We could almost call those atmospheres colorful if we were talking about the deep purples and blacks of the album’s fitting Peacevillean cover art, but either way, they play into the stylized drawl of the material — Hel and Taz‘s vocals either sung clean or shouted, but almost always in a drawn-out delivery to match the nodding material behind, which opens gradually on “Labyrinths” and proceeds to trade back and forth throughout the album in massive swells of volume and minimalist spaciousness, an early flair of strings showing up on the opener that will play in again deeper into the abyss on the penultimate “Emmenagogue” and elsewhere. Rhythmically, the course of Anhedonia impresses perhaps most of all in that it manages to hold together and not — as one might be inclined to do while listening — stop halfway through, have a good cry for days gone and what could have been made of them, and go back to the rest later.

undersmile

“Sky Burial” works with similar explosive tendencies, and by the time it’s done, Undersmile‘s intent to absolutely overwhelm their audience is writ large. Pushing toward the midsection, “Song of Stones” builds to a heavy push in its middle and again near the end — strings coming forward around the halfway point of the track only to be consumed by the grueling distortion captured at Skyhammer Studio by producer Chris Fielding (also of Conan), reappear, and be swallowed again for the effort. Take that, any sense of hope whatsoever. Centerpiece “Atacama Sunburn” would seem to draw together a water theme present in the band’s past works — Narwhal had its nautical moments, as did Wood and Wire, and even their 2010 debut EP, A Sea of Dead Snakes, was a sea — and a huge vision of waves remains an appropriate image for the undulating force of Undersmile‘s groove — but the real standout of Anhedonia is “Aeris,” which follows.

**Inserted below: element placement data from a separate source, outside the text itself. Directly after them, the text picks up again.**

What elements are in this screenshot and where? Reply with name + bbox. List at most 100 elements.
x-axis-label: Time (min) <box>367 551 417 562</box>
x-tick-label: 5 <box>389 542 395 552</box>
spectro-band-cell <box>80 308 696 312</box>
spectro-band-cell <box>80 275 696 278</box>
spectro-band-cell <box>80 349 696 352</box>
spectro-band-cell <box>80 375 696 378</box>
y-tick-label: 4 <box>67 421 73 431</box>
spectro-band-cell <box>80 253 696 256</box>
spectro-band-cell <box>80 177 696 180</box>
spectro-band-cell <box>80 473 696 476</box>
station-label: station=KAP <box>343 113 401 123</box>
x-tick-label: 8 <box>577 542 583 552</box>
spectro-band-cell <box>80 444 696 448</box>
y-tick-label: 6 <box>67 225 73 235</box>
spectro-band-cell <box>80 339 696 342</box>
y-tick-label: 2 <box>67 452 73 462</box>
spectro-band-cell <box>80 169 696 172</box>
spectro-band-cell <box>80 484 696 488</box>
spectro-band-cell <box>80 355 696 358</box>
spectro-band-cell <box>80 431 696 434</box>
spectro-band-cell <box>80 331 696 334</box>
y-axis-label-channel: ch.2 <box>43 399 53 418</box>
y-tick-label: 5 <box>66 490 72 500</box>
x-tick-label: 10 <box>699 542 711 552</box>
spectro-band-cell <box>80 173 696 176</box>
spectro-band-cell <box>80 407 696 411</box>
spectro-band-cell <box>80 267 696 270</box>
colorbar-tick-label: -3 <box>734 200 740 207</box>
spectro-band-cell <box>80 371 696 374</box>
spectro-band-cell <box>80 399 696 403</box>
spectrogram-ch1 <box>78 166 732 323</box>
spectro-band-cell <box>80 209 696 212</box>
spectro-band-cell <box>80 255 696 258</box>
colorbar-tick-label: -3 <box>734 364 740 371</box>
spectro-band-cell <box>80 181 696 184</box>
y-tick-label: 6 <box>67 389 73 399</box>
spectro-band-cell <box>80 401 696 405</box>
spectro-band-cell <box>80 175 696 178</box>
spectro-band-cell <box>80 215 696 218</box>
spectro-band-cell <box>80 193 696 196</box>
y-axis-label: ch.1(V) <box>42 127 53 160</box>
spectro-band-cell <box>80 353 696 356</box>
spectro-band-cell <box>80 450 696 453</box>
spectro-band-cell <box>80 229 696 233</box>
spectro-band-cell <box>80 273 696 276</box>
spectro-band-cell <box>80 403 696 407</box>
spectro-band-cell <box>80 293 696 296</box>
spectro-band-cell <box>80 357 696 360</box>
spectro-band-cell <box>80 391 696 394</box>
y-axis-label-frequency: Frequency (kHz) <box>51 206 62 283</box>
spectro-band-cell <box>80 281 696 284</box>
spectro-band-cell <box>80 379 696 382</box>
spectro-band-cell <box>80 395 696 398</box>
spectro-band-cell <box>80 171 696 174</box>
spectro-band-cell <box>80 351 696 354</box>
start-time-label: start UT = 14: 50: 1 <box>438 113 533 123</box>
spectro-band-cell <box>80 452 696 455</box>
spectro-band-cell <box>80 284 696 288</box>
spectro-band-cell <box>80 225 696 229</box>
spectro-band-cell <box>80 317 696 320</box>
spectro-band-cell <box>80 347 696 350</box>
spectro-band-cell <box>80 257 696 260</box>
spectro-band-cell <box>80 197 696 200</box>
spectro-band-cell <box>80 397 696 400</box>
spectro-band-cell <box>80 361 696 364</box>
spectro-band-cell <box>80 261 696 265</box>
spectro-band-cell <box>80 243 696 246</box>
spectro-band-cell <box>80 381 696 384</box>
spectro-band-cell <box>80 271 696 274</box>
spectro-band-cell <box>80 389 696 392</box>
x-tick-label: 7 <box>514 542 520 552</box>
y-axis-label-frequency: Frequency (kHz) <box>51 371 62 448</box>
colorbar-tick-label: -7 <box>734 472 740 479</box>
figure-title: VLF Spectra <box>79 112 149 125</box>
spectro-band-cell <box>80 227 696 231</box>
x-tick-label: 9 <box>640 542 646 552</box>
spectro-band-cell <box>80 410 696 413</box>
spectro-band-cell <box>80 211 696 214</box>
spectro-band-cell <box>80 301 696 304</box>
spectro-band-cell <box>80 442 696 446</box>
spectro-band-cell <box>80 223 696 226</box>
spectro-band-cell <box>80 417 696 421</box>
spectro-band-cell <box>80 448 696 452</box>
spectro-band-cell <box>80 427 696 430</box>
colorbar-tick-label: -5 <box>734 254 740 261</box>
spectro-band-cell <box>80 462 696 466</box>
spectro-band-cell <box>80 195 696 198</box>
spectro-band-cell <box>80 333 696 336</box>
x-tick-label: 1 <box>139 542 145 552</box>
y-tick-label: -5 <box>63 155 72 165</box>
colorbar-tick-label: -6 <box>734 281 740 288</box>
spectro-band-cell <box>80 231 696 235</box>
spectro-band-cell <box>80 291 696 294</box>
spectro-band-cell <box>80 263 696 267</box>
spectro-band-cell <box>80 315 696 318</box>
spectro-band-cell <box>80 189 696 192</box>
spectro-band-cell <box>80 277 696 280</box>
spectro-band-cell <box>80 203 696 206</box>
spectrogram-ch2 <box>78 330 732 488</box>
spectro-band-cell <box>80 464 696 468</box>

As one would expect of Undersmile at this point in their tenure, it’s consistent atmospherically with its surrounding pieces, but “Aeris” offers a melodic fullness all its own, and it doesn’t quite stand in contrast to what’s around it, but it marks a definite broadening of the context. It winds up affecting the listening experience for “Emmenagogue” and closer “Knucklesucker” as well, though the finale has its own intentions, which it keeps secret almost to the very end as if to see who among those who’ve taken Anhedonia on might make it that far. After an oozing linear build for its first nine minutes, feedback transitions into faster (gasp!) riffing that solidifies around McKibbin‘s drums and shifts into a more ’90s-style noise rock, the repeated lines, “I don’t feel hollow/I don’t feel sorrow/I don’t feel anything, really,” metered out over a push of growing intensity. It slows down prior to deconstructing at the finish, but even if for just a minute, Undersmile proved it’s possible to make a sound of such enduring thickness move, and I wouldn’t be at all surprised to find them pushing it further next time.

Of course, with that there comes a full 74 minutes of suffocating doom, but that’s precisely the point. Undersmile‘s intent isn’t to make it easy on the listener, but to challenge their audience to plunge these emotional and sonic depths with them. As a result, Anhedonia is successful because it feels throughout its course like the four-piece are dragging you along with them on their slog through this oppressive ambience. The party album of 2015 it ain’t, but in its progression beyond what Undersmile have done before, for a more personal feel throughout and for the still-monstrous scope with which it plays out, it’s hard not to stand in awe of the wide waters the band continue to cast, be haunted by the otherworldly presence in their melodies and get lost in the tidal sway of their rhythms.